Reactivity of rabbit antibodies directed to peptide 131–151 of the U1-70K protein with RNP1-peptides and spliceosomal proteins. (a) The antiserum was diluted 1/20,000 and incubated first for 1 h at 37°C and then overnight at 4°C with increasing amounts of different RNP1-peptides used as competitors in the fluid-phase. The homologous peptide 131–151 was used as control. The mixtures were then added to microtiter plates pre-coated with 2 μM of immunizing peptide 131–151. The results are expressed as the percentage of inhibition of the ELISA reaction measured without competitor peptide. (b) U1-70K, U1-A, U1-C, and SmD1 proteins were subjected to electrophoresis, transferred to nitrocellulose, and colored with Ponceau red (lanes 1–4).

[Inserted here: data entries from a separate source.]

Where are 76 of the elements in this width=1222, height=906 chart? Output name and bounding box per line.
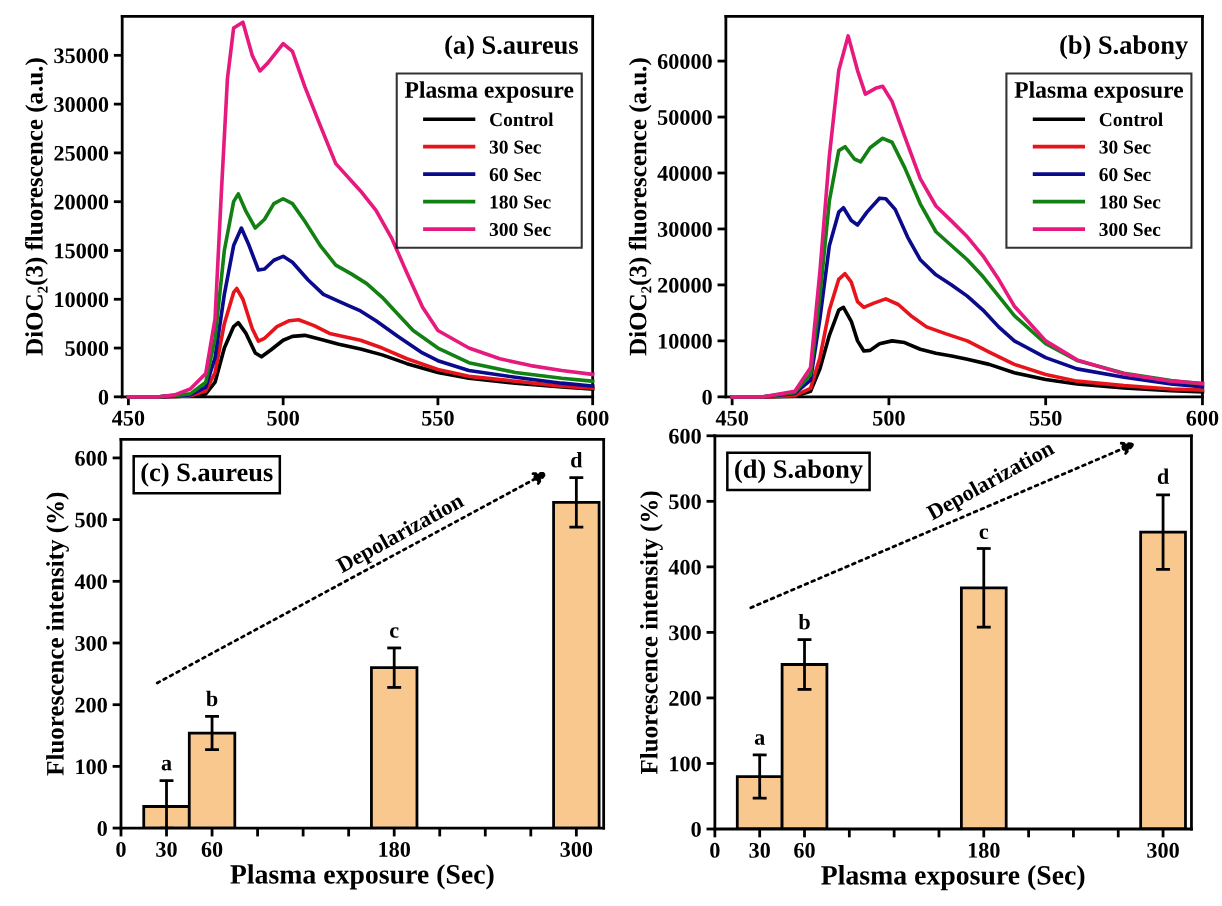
text: (a) S.aureus [445, 35, 578, 60]
x-tick-label: 500 [267, 410, 299, 426]
legend-label: 60 Sec [489, 168, 541, 182]
legend-label: 180 Sec [490, 195, 551, 209]
legend-title: Plasma exposure [404, 81, 574, 103]
x-tick-label: 600 [1186, 410, 1219, 426]
text: (d) S.abony [735, 459, 863, 484]
x-tick-label: 450 [112, 410, 145, 426]
y-tick-label: 20000 [54, 194, 109, 210]
annotation: c [979, 528, 989, 540]
annotation: c [390, 627, 399, 638]
y-tick-label: 100 [670, 756, 701, 772]
x-tick-label: 30 [156, 841, 177, 857]
y-tick-label: 20000 [658, 277, 712, 293]
x-tick-label: 600 [576, 410, 609, 426]
x-tick-label: 0 [116, 841, 126, 857]
y-tick-label: 200 [669, 690, 701, 706]
text: (b) S.abony [1060, 35, 1188, 60]
y-tick-label: 40000 [657, 165, 712, 181]
y-tick-label: 10000 [55, 292, 109, 308]
y-axis-title: Fluorescence intensity (%) [640, 491, 663, 775]
y-tick-label: 0 [97, 821, 107, 837]
x-tick-label: 300 [1147, 842, 1179, 858]
x-tick-label: 500 [873, 410, 905, 426]
x-tick-label: 300 [560, 841, 593, 857]
x-tick-label: 60 [201, 841, 223, 857]
y-tick-label: 200 [75, 697, 107, 713]
y-tick-label: 400 [74, 574, 107, 590]
x-tick-label: 550 [1029, 410, 1062, 426]
text: (c) S.aureus [141, 462, 273, 487]
y-tick-label: 600 [669, 428, 701, 444]
annotation: a [754, 734, 765, 745]
y-tick-label: 0 [691, 821, 701, 837]
y-tick-label: 30000 [54, 97, 109, 113]
annotation: d [1157, 468, 1169, 485]
y-axis-title: Fluorescence intensity (%) [46, 492, 69, 776]
annotation: a [161, 759, 172, 771]
legend-label: 300 Sec [489, 222, 551, 237]
legend-label: Control [490, 112, 554, 127]
legend-label: 60 Sec [1099, 168, 1151, 182]
x-tick-label: 550 [422, 410, 454, 426]
x-axis-title: Plasma exposure (Sec) [821, 865, 1085, 891]
y-tick-label: 300 [75, 635, 107, 651]
y-axis-title: DiOC₂(3) fluorescence (a.u.) [628, 58, 652, 356]
y-tick-label: 35000 [54, 48, 109, 64]
x-tick-label: 30 [749, 842, 770, 858]
x-tick-label: 180 [379, 841, 411, 857]
y-tick-label: 50000 [658, 109, 712, 125]
legend-label: 30 Sec [1099, 140, 1151, 154]
y-axis-title: DiOC₂(3) fluorescence (a.u.) [24, 58, 48, 356]
legend-title: Plasma exposure [1014, 81, 1184, 103]
y-tick-label: 60000 [657, 54, 712, 69]
x-tick-label: 60 [794, 842, 815, 858]
y-tick-label: 400 [668, 559, 701, 575]
y-tick-label: 100 [76, 759, 107, 775]
y-tick-label: 0 [702, 389, 712, 405]
annotation: b [798, 613, 810, 630]
y-tick-label: 10000 [658, 333, 712, 349]
y-tick-label: 0 [98, 389, 109, 405]
y-tick-label: 500 [669, 494, 701, 510]
x-tick-label: 180 [968, 842, 1000, 858]
legend-label: 30 Sec [489, 140, 541, 154]
legend-label: 180 Sec [1100, 195, 1161, 209]
y-tick-label: 600 [75, 450, 107, 466]
x-tick-label: 450 [715, 410, 748, 426]
y-tick-label: 5000 [65, 340, 109, 356]
legend-label: 300 Sec [1099, 222, 1161, 237]
y-tick-label: 500 [75, 512, 107, 528]
annotation: d [571, 451, 583, 468]
annotation: b [206, 690, 218, 707]
y-tick-label: 25000 [54, 145, 109, 161]
y-tick-label: 300 [669, 625, 701, 641]
x-axis-title: Plasma exposure (Sec) [230, 864, 494, 890]
y-tick-label: 15000 [55, 243, 109, 259]
y-tick-label: 30000 [657, 221, 712, 237]
legend-label: Control [1099, 112, 1163, 127]
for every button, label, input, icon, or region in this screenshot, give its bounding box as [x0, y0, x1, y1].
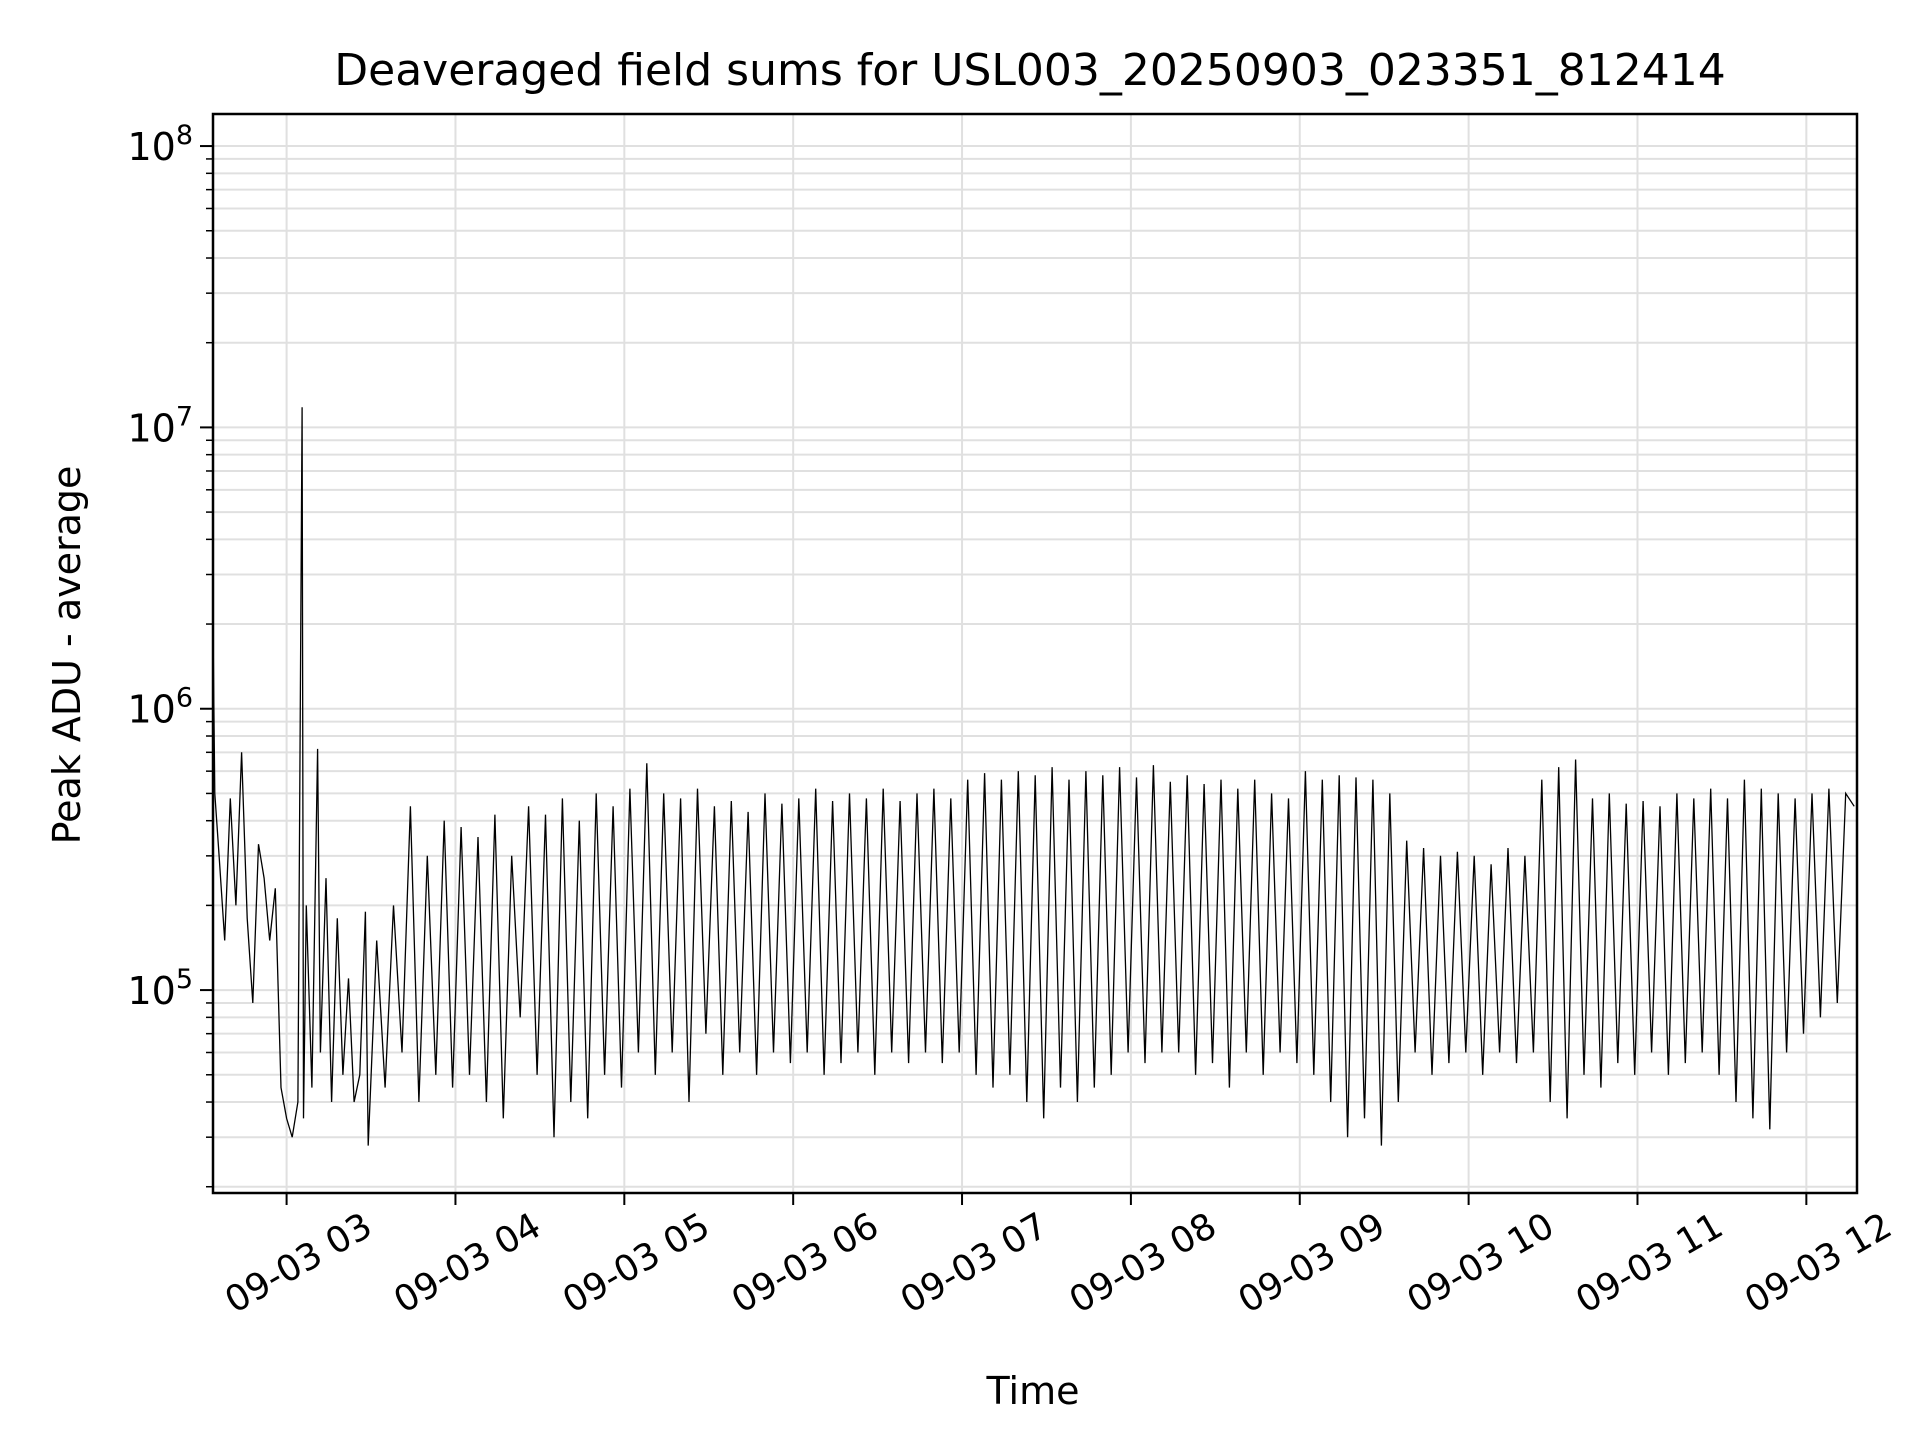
x-tick-label: 09-03 03: [218, 1205, 379, 1321]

The blotted strips were then incubated with the serum (diluted 1/500) from rabbits that received either peptide 131–151 (lanes 5–8) or CFA alone (lanes 9–12). IgG antibodies only were tested. ECL reagents were used to reveal positive reactions.

Figure 4

Effect of a brief peptide P140 therapy on the spontaneous T cell spreading in MRL/lpr mice. Mice were either treated with peptide P140 (hatched bars) administrated intravenously in saline at weeks 5, 7 and 9 or received saline alone (solid bars). The proliferative response of PBLs was measured ex vivo at 10 weeks in the presence of selected peptides (100 μM) containing (P140, 35–54 U1-A, RNP1-U1A, 35–55 hnRNP-A2, RNP1-A2) or not (183–202 of the U1-70K protein, 97–119 SmD1) an RNP1 motif. A mean SI > 2 was considered to be positive (horizontal line). The average tritiated thymidine incorporation in the absence of peptide and in the presence of Con-A was 50 and 2,000 cpm, respectively. Bars show the mean ± SEM. Significant differences are indicated. ns: non-significant reduction.

Figure 5

Brief peptide P140 therapy does not affect immune responses to viral challenge in MRL/lpr mice. P140-treated (closed symbols) and untreated MRL/lpr mice (open symbols) (10 mice/group) were challenged intra-nasally with infectious influenza virus. (a) Thirteen days after viral challenge, the proliferative response of PBLs to increasing concentrations of HA peptide 307–319 was measured ex vivo. Results are expressed as SI. Bars show the mean ± SEM. The average tritiated thymidine incorporation in the absence of peptide and in the presence of Con-A was 50 and 4,000 cpm, respectively. (b) Weight loss pattern after intra-nasal viral challenge. The weight of MRL/lpr mice treated or untreated with P140 peptide was compared.

Figure 6

Model illustrating the possible role of RNP1 motif in the initiation of T-B cell spreading pathway (adapted from [13]). Epitopes containing the RNP1 motif (in dark blue) are presented to specific T cells that in turn activate B cells to produce anti-RNP1 antibodies (Abs). These B cells then bind and process the RNP1 epitope present within RNP1+ proteins, such as U1-70K (in blue) and U1-A (in green), but also the whole spliceosomal particle that contains RNP1-proteins, such as U1-C (in yellow) and SmD1 (in pink) proteins. This leads to the activation of Th and B cells and results in the production of diverse sets of auto-antibodies, which then deposit in tissues (IC, immune complexes) and trigger organ damage.